Yet Vaz doesn't think a health-hazard warning for renters or buyers is necessary. In fact, his tenant Sanabria, the mother of three young children, is more concerned about homeless people sleeping nearby, and neighbor Jesse Flores worries about gang activity in the area. "They're killing each other like fools," Flores says.

Vaz reports that no one — not the city Planning Department nor Ed Reyes, chairman of the City Council's Planning and Land Use Management Committee, who represents Lincoln Heights — has spoken to him about enacting buffer zones or requiring a disclosure statement for housing placed within 500 feet of freeways. (Through a spokeswoman, Reyes tells the Weekly he's "unavailable" to talk about the health impacts caused when City Hall approves housing that abuts freeways.)

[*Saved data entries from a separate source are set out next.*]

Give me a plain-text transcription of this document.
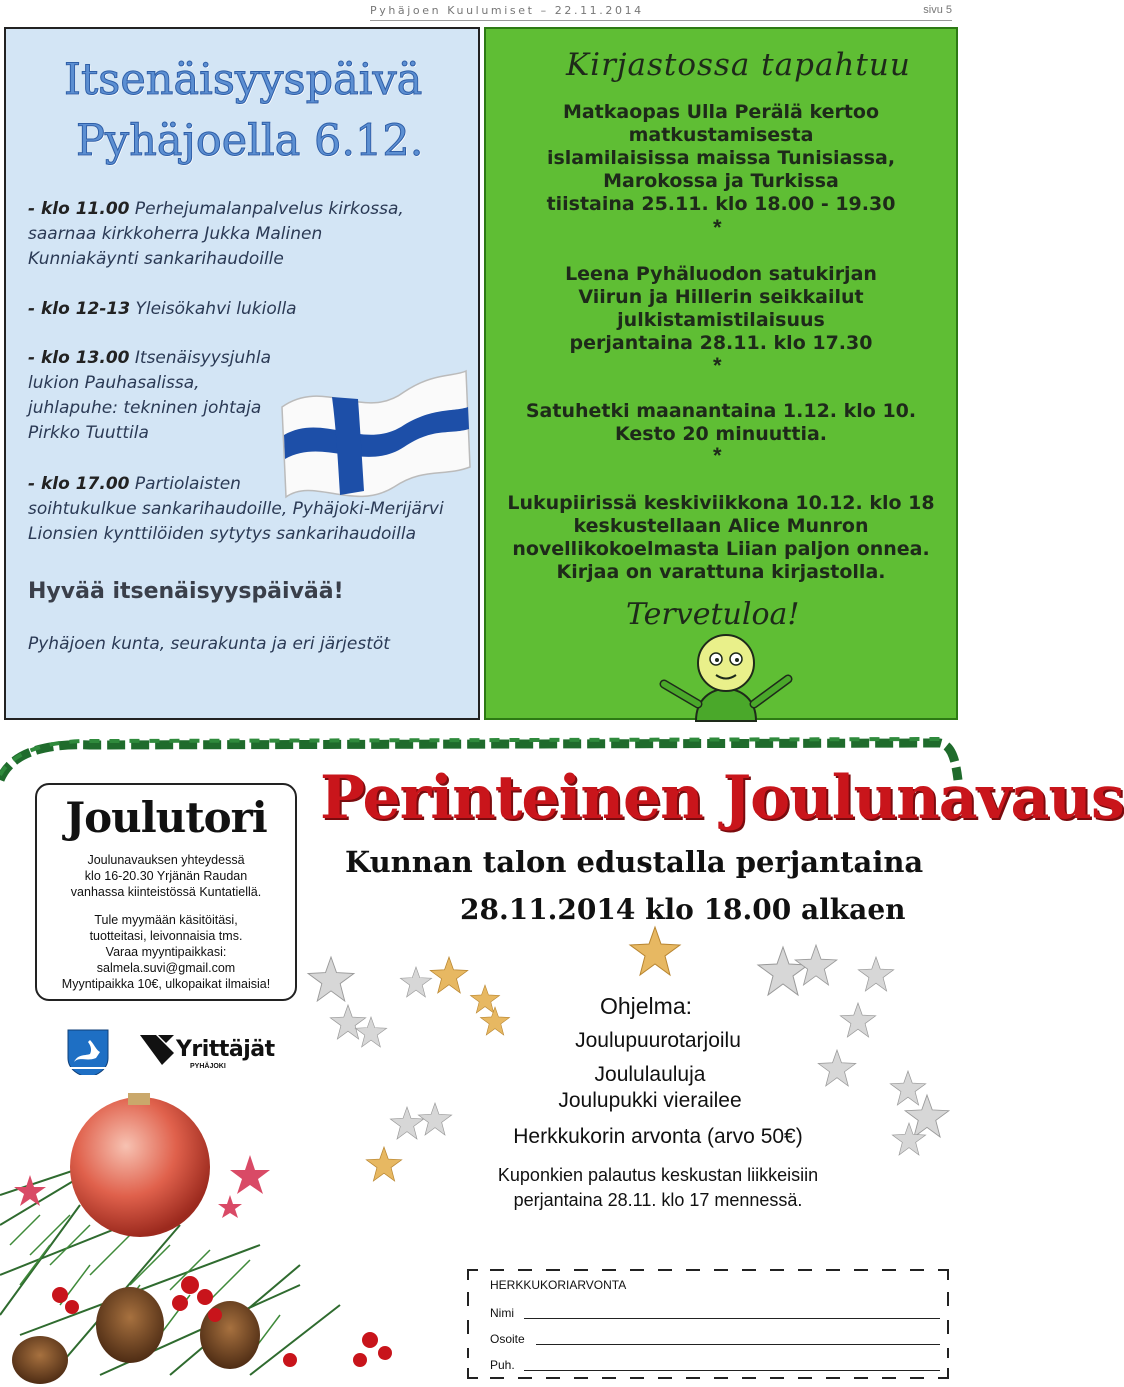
Pyhäjoen Kuulumiset – 22.11.2014	sivu 5
Itsenäisyyspäivä
Pyhäjoella 6.12.
- klo 11.00 Perhejumalanpalvelus kirkossa,
saarnaa kirkkoherra Jukka Malinen
Kunniakäynti sankarihaudoille
- klo 12-13 Yleisökahvi lukiolla
- klo 13.00 Itsenäisyysjuhla
lukion Pauhasalissa,
juhlapuhe: tekninen johtaja
Pirkko Tuuttila
- klo 17.00 Partiolaisten
soihtukulkue sankarihaudoille, Pyhäjoki-Merijärvi
Lionsien kynttilöiden sytytys sankarihaudoilla
Hyvää itsenäisyyspäivää!
Pyhäjoen kunta, seurakunta ja eri järjestöt
Kirjastossa tapahtuu
Matkaopas Ulla Perälä kertoo
matkustamisesta
islamilaisissa maissa Tunisiassa,
Marokossa ja Turkissa
tiistaina 25.11. klo 18.00 - 19.30
*
Leena Pyhäluodon satukirjan
Viirun ja Hillerin seikkailut
julkistamistilaisuus
perjantaina 28.11. klo 17.30
*
Satuhetki maanantaina 1.12. klo 10.
Kesto 20 minuuttia.
*
Lukupiirissä keskiviikkona 10.12. klo 18
keskustellaan Alice Munron
novellikokoelmasta Liian paljon onnea.
Kirjaa on varattuna kirjastolla.
Tervetuloa!
Joulutori
Joulunavauksen yhteydessä
klo 16-20.30 Yrjänän Raudan
vanhassa kiinteistössä Kuntatiellä.
Tule myymään käsitöitäsi,
tuotteitasi, leivonnaisia tms.
Varaa myyntipaikkasi:
salmela.suvi@gmail.com
Myyntipaikka 10€, ulkopaikat ilmaisia!
Yrittäjät
PYHÄJOKI
Perinteinen Joulunavaus
Kunnan talon edustalla perjantaina
28.11.2014 klo 18.00 alkaen
Ohjelma:
Joulupuurotarjoilu
Joululauluja
Joulupukki vierailee
Herkkukorin arvonta (arvo 50€)
Kuponkien palautus keskustan liikkeisiin
perjantaina 28.11. klo 17 mennessä.
HERKKUKORIARVONTA
Nimi
Osoite
Puh.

"If you're buying a home near a freeway, you know it's there," Vaz says. "The freeway is hitting you in the face. Most people are buying and renting because there is a freeway." Moreover, he is seeing more and more units erected near the freeways, in part, because "there's a shortage of land and people will build where they can," even on often-expensive freeway-adjacent land.

With city officials now focused on preventing the city government of Los Angeles from sliding into a deeper fiscal crisis, a debate over the health of tens of thousands of local children is unlikely to be welcomed by the City Council or Villaraigosa.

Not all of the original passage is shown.